Hi,
I've made a small kernel in GCN ASM and decided to launch it with 167million workitems. WorkGroupSize is 256. I calculate the 0 base global_id value as simple as GID = USER_SGPR*256+V0. And just noticed that the value of the USER_SGPR reg (S12 at the moment) can not exceed 16384, and it is AND-ed, so it basically repeats every GID values from 0 to 4million 40 times. I counted the distinct gid values with buffer_atomic_add.

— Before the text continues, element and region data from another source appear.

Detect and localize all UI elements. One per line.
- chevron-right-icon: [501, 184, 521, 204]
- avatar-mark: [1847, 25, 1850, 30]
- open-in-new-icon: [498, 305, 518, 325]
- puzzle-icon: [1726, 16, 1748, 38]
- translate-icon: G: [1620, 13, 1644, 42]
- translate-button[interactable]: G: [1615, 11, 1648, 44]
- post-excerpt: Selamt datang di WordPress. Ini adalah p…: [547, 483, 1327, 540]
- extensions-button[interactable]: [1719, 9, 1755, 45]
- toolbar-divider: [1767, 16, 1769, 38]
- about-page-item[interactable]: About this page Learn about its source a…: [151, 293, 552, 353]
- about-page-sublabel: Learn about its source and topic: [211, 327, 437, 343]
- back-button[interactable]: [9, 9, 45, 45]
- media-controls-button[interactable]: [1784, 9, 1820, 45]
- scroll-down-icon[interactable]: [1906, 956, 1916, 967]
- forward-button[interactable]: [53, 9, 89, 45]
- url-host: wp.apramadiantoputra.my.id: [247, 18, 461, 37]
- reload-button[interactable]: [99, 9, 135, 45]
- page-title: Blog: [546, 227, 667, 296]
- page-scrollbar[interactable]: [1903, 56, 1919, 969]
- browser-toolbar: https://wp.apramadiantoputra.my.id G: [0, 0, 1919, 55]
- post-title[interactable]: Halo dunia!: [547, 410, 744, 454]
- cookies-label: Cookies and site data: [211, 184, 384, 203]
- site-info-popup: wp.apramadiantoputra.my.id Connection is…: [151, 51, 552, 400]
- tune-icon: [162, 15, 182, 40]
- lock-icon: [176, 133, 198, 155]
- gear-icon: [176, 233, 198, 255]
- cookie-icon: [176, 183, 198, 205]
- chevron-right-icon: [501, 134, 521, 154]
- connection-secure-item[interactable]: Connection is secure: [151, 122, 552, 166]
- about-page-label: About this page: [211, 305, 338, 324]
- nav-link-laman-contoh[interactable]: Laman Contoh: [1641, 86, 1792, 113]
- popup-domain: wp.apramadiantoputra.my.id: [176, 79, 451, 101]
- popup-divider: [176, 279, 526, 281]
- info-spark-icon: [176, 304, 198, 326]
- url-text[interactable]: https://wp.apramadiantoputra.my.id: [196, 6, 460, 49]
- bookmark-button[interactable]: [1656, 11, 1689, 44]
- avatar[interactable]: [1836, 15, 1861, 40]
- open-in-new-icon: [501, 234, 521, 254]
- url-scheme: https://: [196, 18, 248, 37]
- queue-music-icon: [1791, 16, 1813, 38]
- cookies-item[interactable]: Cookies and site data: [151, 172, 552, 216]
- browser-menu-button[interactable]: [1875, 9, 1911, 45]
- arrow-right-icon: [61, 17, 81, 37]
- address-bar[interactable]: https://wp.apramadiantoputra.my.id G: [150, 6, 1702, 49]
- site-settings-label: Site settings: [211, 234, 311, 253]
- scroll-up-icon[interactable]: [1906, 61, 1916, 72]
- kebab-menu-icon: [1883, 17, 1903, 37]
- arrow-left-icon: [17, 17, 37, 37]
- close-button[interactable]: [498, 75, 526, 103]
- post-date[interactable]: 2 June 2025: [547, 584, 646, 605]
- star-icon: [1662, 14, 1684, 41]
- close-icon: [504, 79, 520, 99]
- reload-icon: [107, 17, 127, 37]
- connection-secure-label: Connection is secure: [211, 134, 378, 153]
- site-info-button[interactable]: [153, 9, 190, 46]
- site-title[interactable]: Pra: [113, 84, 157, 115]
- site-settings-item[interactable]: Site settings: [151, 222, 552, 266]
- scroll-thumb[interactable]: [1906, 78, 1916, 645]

My question is this: Is there a 14 bit limit on the USER_SGPR value? And if so, what's the proper way to get the higher bits?
I don't think I ran this problem in the past, so maybe it's a new/altered functionality. Or maybe it is related to the largest texture size in 1 dimension.
I'm trying to use the simplest header as possible:
__kernel __attribute__((reqd_work_group_size(256,1,1))) void main(__global uint* a) { a[0]=a[0]%10; }
It gives only 2 user elements: IMM_UAV 12, s[4:7]; IMM_CONST_BUFFER 1, s[8:11]; With USER_SGPR = 12
I initialize the kernel like this:
s_buffer_load_dword s0, s[8:11], 0x00 //buffer base offset
s_or_b32 s5, s5, $40000 //set resource record size
s_mul_i32 s1, s12, 256 //!!!!!!!!!!!!!!!!!!!!!!! s12 is ANDed with 16383, but don't know why
s_waitcnt lgkmcnt(0)
s_add_u32 s4, s4, s0 \ s_addc_u32 s5 ,s5, 0 //s[4:7] = buffer, add base offset to resource
v_add_i32 v1, vcc, s1, v0 //!!!!!!!!!!!!!!!!!!!!!!! So, the calculated 0based GID can't exceed 4194304 (=WorkGroupSize*16384)
alias UAV=s[4:7], LID=v0, GID=v1
I'm using: HD7770 Cape Verde, Cat 14.12
Thank you!